Maria Thompson Daviess, artist and author, was born in Harrodsburg, Kentucky, in 1872 to an upper-middle-class family. Before she was eight years old, her sister and her father died, and her mother moved the family to Nashville. Daviess became active in Nashville society and studied art at Peabody College. After graduation she traveled to Europe and continued her artistic endeavors, visiting museums and meeting famous people including Pope Leo XIII, Auguste Rodin, and French Empress Eugenie. Michelangelo's magnificent art so overwhelmed Daviess that she resigned herself to photography and miniatures. She excelled at both and displayed her miniatures at a Paris salon.
In 1904 Daviess returned to America to teach art. She developed an interest in literature and eventually put aside visual art for writing. She wrote thirteen novels and an autobiography during her fifteen-year career. Her most famous novel, Miss Selma Lue, typifies her style of the excessive optimism associated with the Pollyanna school.
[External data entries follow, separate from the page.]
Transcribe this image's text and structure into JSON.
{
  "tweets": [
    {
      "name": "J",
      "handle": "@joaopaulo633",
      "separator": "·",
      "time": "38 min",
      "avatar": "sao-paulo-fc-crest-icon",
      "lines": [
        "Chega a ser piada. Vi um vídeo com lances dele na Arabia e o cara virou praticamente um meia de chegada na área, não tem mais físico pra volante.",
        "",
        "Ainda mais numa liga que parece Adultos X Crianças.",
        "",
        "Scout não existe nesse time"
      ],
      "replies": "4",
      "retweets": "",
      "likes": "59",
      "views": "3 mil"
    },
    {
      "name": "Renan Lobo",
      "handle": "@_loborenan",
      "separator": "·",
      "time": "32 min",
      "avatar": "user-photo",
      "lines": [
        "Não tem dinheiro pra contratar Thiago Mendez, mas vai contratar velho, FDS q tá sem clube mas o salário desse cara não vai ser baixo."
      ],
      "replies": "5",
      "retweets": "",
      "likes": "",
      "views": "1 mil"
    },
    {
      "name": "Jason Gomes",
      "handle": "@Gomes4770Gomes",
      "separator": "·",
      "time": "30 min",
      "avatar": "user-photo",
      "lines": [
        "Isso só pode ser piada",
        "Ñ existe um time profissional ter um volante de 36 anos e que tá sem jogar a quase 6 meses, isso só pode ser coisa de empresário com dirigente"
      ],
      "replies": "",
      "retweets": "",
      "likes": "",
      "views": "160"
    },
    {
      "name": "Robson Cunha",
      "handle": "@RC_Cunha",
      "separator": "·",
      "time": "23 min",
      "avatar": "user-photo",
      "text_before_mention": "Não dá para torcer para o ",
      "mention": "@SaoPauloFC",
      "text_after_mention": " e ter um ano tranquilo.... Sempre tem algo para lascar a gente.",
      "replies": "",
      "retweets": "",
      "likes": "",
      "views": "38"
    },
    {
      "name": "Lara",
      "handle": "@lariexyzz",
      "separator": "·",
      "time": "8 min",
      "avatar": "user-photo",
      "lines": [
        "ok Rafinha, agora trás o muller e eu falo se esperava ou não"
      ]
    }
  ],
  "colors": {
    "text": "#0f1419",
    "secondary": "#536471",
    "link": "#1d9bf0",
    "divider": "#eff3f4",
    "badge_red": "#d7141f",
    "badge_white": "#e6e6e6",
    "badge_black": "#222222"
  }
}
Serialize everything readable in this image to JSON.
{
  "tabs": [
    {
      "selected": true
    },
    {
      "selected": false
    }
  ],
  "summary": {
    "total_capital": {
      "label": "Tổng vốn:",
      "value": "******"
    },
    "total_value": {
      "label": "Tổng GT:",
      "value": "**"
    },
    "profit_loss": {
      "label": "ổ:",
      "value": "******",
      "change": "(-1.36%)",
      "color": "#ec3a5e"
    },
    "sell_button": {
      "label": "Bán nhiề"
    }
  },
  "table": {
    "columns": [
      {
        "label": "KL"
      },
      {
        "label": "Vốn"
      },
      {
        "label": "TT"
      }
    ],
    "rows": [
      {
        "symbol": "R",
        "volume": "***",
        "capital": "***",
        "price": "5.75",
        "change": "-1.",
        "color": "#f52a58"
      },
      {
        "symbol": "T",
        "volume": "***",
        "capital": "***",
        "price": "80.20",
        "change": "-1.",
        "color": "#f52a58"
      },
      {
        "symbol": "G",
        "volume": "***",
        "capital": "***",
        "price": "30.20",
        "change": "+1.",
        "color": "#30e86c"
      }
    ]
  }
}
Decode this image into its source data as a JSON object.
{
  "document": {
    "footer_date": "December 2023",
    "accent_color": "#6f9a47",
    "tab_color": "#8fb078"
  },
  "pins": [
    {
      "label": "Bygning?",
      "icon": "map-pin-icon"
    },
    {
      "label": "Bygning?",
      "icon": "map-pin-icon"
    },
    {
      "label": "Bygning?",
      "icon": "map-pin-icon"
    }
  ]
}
As Daviess wrote her novels, she adapted them to the stage. Phyllis played in Boston and was optioned for film, though there is no evidence it was produced. Some of her work developed from her devotion to woman suffrage, a cause she helped to win in Tennessee. Daviess was a charter member of the Nashville woman suffrage organization and founded the Madison organization after moving to Sweetbriar farm in 1915. She was living at her home in Madison when she wrote her autobiography, Seven Times Seven (1923). At the time, Daviess was fighting severe articular rheumatism. She died as a result of the disease in 1924.